Answer
$y = -3x+1~~$ is the slant asymptote.
Work Step by Step
$y = \frac{-6x^4+2x^3+3}{2x^3-x}$
We can express $-6x^4+2x^3+3$ in terms of $2x^3-x$:
$-6x^4+2x^3+3 = (2x^3-x)(-3x+1)+(-3x^2+x+3)$
Then:
$\frac{-6x^4+2x^3+3}{2x^3-x} = (-3x+1)+\frac{-3x^2+x+3}{2x^3-x}$
We can see that $~~y = -3x+1~~$ is a good candidate for the slant asymptote.

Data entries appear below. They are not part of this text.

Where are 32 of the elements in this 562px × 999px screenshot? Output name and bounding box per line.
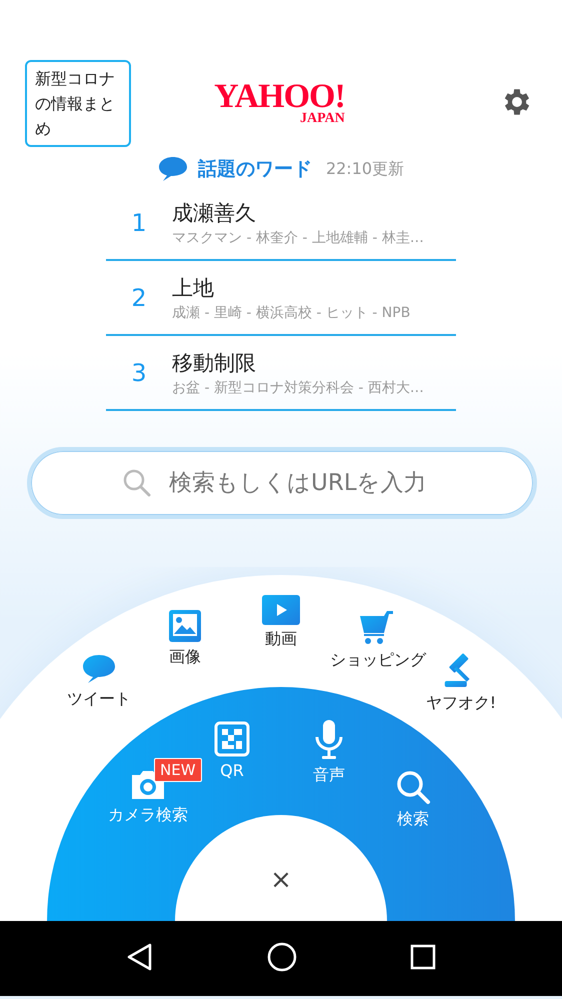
related-words: マスクマン - 林奎介 - 上地雄輔 - 林圭… bbox=[172, 228, 424, 246]
trending-word: 上地 bbox=[172, 274, 215, 302]
trending-word: 移動制限 bbox=[172, 350, 257, 376]
play-icon bbox=[262, 595, 300, 625]
menu-item[interactable]: ツイート bbox=[67, 653, 131, 710]
trending-item[interactable]: 3 移動制限 お盆 - 新型コロナ対策分科会 - 西村大… bbox=[106, 336, 456, 411]
search-field[interactable]: 検索もしくはURLを入力 bbox=[27, 447, 537, 519]
trending-word: 成瀬善久 bbox=[172, 200, 257, 226]
new-badge: NEW bbox=[154, 758, 202, 782]
menu-item[interactable]: 動画 bbox=[262, 595, 300, 650]
rank-number: 1 bbox=[130, 208, 148, 236]
menu-item[interactable]: 画像 bbox=[168, 609, 202, 668]
image-icon bbox=[168, 609, 202, 643]
close-button[interactable]: × bbox=[270, 865, 292, 895]
qr-code-icon bbox=[214, 721, 250, 757]
covid-info-link[interactable]: 新型コロナの情報まとめ bbox=[25, 60, 131, 147]
rank-number: 3 bbox=[130, 358, 148, 386]
search-icon bbox=[395, 769, 431, 805]
rank-number: 2 bbox=[130, 284, 148, 312]
speech-bubble-icon bbox=[81, 653, 117, 685]
speech-bubble-icon bbox=[158, 156, 188, 182]
trending-item[interactable]: 1 成瀬善久 マスクマン - 林奎介 - 上地雄輔 - 林圭… bbox=[106, 186, 456, 261]
trending-title: 話題のワード bbox=[198, 157, 312, 182]
microphone-icon bbox=[314, 719, 344, 761]
menu-item[interactable]: ヤフオク! bbox=[426, 651, 496, 714]
menu-item[interactable]: ショッピング bbox=[330, 610, 426, 671]
related-words: お盆 - 新型コロナ対策分科会 - 西村大… bbox=[172, 378, 424, 396]
yahoo-japan-logo: YAHOO! JAPAN bbox=[214, 82, 345, 126]
related-words: 成瀬 - 里崎 - 横浜高校 - ヒット - NPB bbox=[172, 304, 410, 322]
trending-item[interactable]: 2 上地 成瀬 - 里崎 - 横浜高校 - ヒット - NPB bbox=[106, 261, 456, 336]
update-time: 22:10更新 bbox=[326, 158, 404, 180]
menu-item[interactable]: 検索 bbox=[395, 769, 431, 830]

We can evaluate the limit as $x \to -\infty$:
$\lim\limits_{x \to -\infty} [\frac{-6x^4+2x^3+3}{2x^3-x}-(-3x+1)]$
$= \lim\limits_{x \to -\infty} [\frac{-6x^4+2x^3+3}{2x^3-x}-\frac{(-3x+1)(2x^3-x)}{2x^3-x}]$
$= \lim\limits_{x \to -\infty} (\frac{-6x^4+2x^3+3}{2x^3-x}-\frac{-6x^4+2x^3+3x^2-x}{2x^3-x})$
$= \lim\limits_{x \to -\infty} \frac{-3x^2+x+3}{2x^3-x}$
$= \lim\limits_{x \to -\infty} \frac{-3x^2/x^3+x/x^3+3/x^3}{2x^3/x^3-x/x^3}$
$= \lim\limits_{x \to -\infty} \frac{-3/x+1/x^2+3/x^3}{2-1/x^2}$
$= \frac{0+0+0}{2-0}$
$= 0$
We can evaluate the limit as $x \to \infty$:
$\lim\limits_{x \to \infty} [\frac{-6x^4+2x^3+3}{2x^3-x}-(-3x+1)]$
$= \lim\limits_{x \to \infty} [\frac{-6x^4+2x^3+3}{2x^3-x}-\frac{(-3x+1)(2x^3-x)}{2x^3-x}]$
$= \lim\limits_{x \to \infty} (\frac{-6x^4+2x^3+3}{2x^3-x}-\frac{-6x^4+2x^3+3x^2-x}{2x^3-x})$
$= \lim\limits_{x \to \infty} \frac{-3x^2+x+3}{2x^3-x}$
$= \lim\limits_{x \to \infty} \frac{-3x^2/x^3+x/x^3+3/x^3}{2x^3/x^3-x/x^3}$
$= \lim\limits_{x \to \infty} \frac{-3/x+1/x^2+3/x^3}{2-1/x^2}$
$= \frac{0+0+0}{2-0}$
$= 0$
Therefore, $~~y = -3x+1~~$ is the slant asymptote.